Beberapa jenis penyakit telah menjadi teror global dalam kurun waktu lama, sebut saja kanker, HIV/AIDS, dan penyakit jantung. Tetapi ada ancaman baru yang dianggap lebih berbahaya, yaitu resistensi antibiotik.
Penyakit infeksi sebelumnya menjadi masalah kesehatan utama di beberapa negara dengan wilayah terpencil dan tidak memiliki akses pengobatan yang baik. Namun setelah ditemukannya antibiotik, penyakit infeksi bukan lagi penyebab kematian utama.
Sayangnya, penggunaan antibiotik yang tidak rasional membuat masalah baru muncul, yakni resistensi antibiotik.
Resistensi antibiotik alias kuman dan bakteri yang tidak lagi kebal obat diperkirakan akan menjadi penyebab kematian utama melebihi kanker di tahun 2050.
Jenis infeksi yang kebal obat termasuk strain baru E.coli, malaria dan tuberkulosis, telah membunuh 700.000 orang tahun ini. Tetapi angkanya bisa meningkat menjadi 10 juta jika tidak ada tindakan nyata untuk mengatasi masalah ini.
Bukan cuma menjadi penyebab kematian, tetapi juga menghabiskan anggaran kesehatan yang sangat besar. Menurut laporan the Review on Antimicrobial Resistance, beban kesehatan akibat resistensi antibiotik bisa mencapai 100 triliun dollar AS setiap tahun.
Laporan tersebut juga menekankan bahaya penggunaan antibiotik pada bidang agrikultur.

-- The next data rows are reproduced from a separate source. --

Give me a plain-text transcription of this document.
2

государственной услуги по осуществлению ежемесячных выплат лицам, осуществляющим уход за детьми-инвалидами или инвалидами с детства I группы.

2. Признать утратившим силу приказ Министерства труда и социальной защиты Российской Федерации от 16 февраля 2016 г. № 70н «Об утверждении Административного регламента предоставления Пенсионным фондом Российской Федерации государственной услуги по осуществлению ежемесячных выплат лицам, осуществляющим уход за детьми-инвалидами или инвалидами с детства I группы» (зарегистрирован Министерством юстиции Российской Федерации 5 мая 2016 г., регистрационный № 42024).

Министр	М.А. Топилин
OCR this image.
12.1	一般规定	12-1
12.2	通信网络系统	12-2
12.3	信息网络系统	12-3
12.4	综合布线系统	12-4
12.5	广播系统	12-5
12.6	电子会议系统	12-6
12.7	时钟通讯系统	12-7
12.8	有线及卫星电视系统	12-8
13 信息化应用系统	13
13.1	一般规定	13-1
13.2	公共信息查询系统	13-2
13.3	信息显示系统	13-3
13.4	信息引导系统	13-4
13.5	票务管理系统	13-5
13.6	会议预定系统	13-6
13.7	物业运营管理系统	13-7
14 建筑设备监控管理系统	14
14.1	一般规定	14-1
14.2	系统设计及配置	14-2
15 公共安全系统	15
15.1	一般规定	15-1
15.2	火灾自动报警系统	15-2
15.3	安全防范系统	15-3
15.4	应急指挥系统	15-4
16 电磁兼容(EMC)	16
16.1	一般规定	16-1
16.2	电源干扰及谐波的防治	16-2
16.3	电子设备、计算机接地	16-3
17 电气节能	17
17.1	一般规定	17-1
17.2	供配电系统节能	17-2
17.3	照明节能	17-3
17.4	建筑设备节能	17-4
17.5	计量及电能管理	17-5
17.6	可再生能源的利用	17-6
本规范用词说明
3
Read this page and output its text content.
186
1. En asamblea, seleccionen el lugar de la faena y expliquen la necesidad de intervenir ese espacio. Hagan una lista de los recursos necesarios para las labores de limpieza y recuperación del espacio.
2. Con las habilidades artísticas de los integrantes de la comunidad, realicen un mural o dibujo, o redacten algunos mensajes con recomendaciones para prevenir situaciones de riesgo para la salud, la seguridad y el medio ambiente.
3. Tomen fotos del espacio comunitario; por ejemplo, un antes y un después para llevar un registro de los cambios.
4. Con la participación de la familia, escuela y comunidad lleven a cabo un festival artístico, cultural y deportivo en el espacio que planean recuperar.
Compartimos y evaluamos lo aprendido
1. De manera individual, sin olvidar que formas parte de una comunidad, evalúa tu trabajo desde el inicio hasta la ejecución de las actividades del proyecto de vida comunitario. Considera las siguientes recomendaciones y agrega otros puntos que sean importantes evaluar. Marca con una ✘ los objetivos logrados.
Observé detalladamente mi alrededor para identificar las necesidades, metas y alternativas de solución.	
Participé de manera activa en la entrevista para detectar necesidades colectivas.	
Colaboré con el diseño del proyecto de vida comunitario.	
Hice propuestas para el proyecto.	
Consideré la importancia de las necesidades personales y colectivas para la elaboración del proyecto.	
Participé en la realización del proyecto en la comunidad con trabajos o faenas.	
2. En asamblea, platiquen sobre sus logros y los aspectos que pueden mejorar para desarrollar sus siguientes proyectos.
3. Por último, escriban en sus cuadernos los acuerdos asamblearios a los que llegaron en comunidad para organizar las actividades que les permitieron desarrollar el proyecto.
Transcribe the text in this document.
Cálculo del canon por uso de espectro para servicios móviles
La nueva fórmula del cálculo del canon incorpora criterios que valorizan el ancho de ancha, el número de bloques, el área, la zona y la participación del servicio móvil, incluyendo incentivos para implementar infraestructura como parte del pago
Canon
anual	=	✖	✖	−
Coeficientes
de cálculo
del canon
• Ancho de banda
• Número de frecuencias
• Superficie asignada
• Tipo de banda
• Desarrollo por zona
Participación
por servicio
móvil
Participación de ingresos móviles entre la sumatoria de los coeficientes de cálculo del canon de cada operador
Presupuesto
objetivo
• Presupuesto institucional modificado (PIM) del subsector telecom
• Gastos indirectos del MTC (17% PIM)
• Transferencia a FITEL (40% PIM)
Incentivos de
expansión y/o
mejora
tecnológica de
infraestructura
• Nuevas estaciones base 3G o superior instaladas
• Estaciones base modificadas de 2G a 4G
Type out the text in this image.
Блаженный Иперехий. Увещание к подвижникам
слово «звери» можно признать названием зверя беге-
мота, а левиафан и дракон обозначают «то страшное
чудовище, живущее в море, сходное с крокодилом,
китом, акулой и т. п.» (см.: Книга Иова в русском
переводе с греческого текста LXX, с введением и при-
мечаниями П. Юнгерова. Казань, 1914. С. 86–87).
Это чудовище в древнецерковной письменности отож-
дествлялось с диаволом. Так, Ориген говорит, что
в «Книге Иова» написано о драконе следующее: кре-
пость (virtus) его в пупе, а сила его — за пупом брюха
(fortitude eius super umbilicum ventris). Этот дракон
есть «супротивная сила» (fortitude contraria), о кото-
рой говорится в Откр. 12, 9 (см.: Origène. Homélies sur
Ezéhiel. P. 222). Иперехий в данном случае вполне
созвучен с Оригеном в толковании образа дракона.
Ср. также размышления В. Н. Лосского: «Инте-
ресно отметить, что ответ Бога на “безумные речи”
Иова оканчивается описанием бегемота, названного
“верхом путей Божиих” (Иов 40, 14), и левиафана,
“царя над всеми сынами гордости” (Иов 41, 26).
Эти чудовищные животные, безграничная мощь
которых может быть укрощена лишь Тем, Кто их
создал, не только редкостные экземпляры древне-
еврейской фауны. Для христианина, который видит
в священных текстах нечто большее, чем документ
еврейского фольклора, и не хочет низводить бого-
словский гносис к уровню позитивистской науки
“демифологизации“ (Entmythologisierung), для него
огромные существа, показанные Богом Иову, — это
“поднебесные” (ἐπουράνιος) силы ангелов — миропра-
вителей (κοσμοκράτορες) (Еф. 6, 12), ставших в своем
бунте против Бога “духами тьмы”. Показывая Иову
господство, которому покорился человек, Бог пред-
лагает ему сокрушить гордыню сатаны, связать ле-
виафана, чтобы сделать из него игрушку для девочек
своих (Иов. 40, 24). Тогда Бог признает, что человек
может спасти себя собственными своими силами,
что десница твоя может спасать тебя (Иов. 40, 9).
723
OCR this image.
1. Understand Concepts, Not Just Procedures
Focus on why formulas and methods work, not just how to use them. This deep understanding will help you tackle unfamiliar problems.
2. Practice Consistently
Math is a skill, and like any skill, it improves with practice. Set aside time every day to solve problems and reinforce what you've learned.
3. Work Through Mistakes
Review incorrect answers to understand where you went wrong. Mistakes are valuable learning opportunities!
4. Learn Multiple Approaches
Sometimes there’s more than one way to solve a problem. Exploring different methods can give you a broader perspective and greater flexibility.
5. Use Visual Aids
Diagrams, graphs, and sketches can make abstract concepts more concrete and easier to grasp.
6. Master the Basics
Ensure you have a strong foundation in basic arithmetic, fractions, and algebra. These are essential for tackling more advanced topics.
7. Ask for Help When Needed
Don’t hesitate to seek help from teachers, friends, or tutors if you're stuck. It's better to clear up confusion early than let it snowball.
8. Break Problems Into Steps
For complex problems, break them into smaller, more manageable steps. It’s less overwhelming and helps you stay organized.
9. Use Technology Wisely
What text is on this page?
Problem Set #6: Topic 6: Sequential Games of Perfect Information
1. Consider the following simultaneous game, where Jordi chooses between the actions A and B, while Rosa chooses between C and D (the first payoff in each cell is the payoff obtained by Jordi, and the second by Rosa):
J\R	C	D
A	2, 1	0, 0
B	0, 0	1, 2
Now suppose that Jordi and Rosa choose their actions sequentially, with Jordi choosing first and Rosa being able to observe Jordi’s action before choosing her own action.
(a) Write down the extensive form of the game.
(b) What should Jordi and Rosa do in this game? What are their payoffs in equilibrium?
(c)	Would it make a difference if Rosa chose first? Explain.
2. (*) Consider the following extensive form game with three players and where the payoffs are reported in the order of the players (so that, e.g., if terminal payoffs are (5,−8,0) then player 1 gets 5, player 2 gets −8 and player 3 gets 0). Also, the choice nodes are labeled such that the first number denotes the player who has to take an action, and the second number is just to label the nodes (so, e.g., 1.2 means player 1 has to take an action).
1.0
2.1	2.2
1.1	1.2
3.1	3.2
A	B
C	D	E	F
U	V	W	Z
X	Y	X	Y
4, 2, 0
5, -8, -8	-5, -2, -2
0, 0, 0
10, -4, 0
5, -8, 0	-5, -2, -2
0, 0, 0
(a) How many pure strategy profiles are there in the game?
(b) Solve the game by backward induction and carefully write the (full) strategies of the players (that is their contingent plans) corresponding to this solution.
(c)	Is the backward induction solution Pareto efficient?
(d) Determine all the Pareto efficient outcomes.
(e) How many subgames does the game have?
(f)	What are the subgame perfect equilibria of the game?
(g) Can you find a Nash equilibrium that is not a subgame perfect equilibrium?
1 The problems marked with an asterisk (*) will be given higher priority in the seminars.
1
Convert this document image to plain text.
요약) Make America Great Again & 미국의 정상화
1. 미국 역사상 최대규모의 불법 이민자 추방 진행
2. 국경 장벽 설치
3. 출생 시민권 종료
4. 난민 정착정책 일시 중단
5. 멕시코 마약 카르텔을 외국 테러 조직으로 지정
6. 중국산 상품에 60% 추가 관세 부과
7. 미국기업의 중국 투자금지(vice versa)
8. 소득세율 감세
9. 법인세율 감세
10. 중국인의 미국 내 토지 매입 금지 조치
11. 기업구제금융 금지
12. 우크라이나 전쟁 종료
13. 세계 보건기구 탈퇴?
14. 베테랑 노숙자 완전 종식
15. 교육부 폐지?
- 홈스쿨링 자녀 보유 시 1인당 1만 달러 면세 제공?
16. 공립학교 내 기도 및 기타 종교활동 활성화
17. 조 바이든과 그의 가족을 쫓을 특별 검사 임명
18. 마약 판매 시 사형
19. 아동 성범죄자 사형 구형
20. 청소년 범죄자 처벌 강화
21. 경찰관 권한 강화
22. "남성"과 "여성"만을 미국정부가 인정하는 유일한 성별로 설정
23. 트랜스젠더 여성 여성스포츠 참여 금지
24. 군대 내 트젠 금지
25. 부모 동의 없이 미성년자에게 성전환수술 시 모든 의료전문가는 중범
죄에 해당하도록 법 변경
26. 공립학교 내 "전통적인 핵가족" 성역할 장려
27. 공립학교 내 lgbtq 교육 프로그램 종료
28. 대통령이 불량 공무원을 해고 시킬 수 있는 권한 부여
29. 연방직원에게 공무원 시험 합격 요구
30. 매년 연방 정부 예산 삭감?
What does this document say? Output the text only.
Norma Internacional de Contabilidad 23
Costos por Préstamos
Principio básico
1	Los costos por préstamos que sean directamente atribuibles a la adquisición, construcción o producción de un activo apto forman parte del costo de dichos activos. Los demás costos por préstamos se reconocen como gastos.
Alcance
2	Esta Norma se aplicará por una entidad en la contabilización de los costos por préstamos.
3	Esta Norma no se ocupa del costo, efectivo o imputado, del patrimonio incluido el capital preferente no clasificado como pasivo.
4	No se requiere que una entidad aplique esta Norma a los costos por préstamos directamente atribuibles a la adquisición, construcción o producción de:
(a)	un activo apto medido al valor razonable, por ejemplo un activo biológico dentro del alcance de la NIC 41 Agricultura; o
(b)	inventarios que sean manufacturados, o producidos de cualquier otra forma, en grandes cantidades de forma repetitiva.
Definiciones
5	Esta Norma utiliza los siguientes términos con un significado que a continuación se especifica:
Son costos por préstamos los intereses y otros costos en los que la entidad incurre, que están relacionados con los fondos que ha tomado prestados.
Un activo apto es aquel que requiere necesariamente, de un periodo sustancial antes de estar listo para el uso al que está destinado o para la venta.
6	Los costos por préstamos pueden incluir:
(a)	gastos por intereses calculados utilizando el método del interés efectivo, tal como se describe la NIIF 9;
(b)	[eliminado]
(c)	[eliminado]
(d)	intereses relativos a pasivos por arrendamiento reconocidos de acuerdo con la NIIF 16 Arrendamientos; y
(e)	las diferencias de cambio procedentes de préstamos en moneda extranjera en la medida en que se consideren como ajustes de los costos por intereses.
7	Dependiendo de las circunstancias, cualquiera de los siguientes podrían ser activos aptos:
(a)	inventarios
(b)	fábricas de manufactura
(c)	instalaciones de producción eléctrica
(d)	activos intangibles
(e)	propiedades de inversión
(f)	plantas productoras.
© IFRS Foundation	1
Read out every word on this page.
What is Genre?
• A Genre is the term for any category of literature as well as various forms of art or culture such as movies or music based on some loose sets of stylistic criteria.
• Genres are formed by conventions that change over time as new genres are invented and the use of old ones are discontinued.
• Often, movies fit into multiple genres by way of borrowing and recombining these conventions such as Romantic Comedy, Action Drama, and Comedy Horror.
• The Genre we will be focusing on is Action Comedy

Praktek tersebut seharusnya dikurangi atau dilarang sama sekali.
Keprihatinan tersebut seharusnya menjadi kesadaran banyak pihak, mengingat kita belum memiliki antibiotik terbaru yang lebih efektif.
"Kebanyakan konsumsi antibiotik di banyak negara justru pada hewan, bukan manusia. Hal ini akan menciptakan risiko resistensi pada setiap orang, apalagi sudah ada laporan dari China mengenai resistensi obat kolistin, antibiotik generasi terakhir yang dipakai secara luas pada hewan," kata Jim O\'Neill, penulis laporan tersebut.
Para ahli yang terlibat dalam penelitian itu juga sepakat diperlukan batasan dari level antibiotik yang boleh dipakai perkilogram daging hewan.
Bahaya lain yang perlu diwaspadai adalah polusi, antimikroba sisa limbah yang dibuang ke air dan memicu risiko resistensi.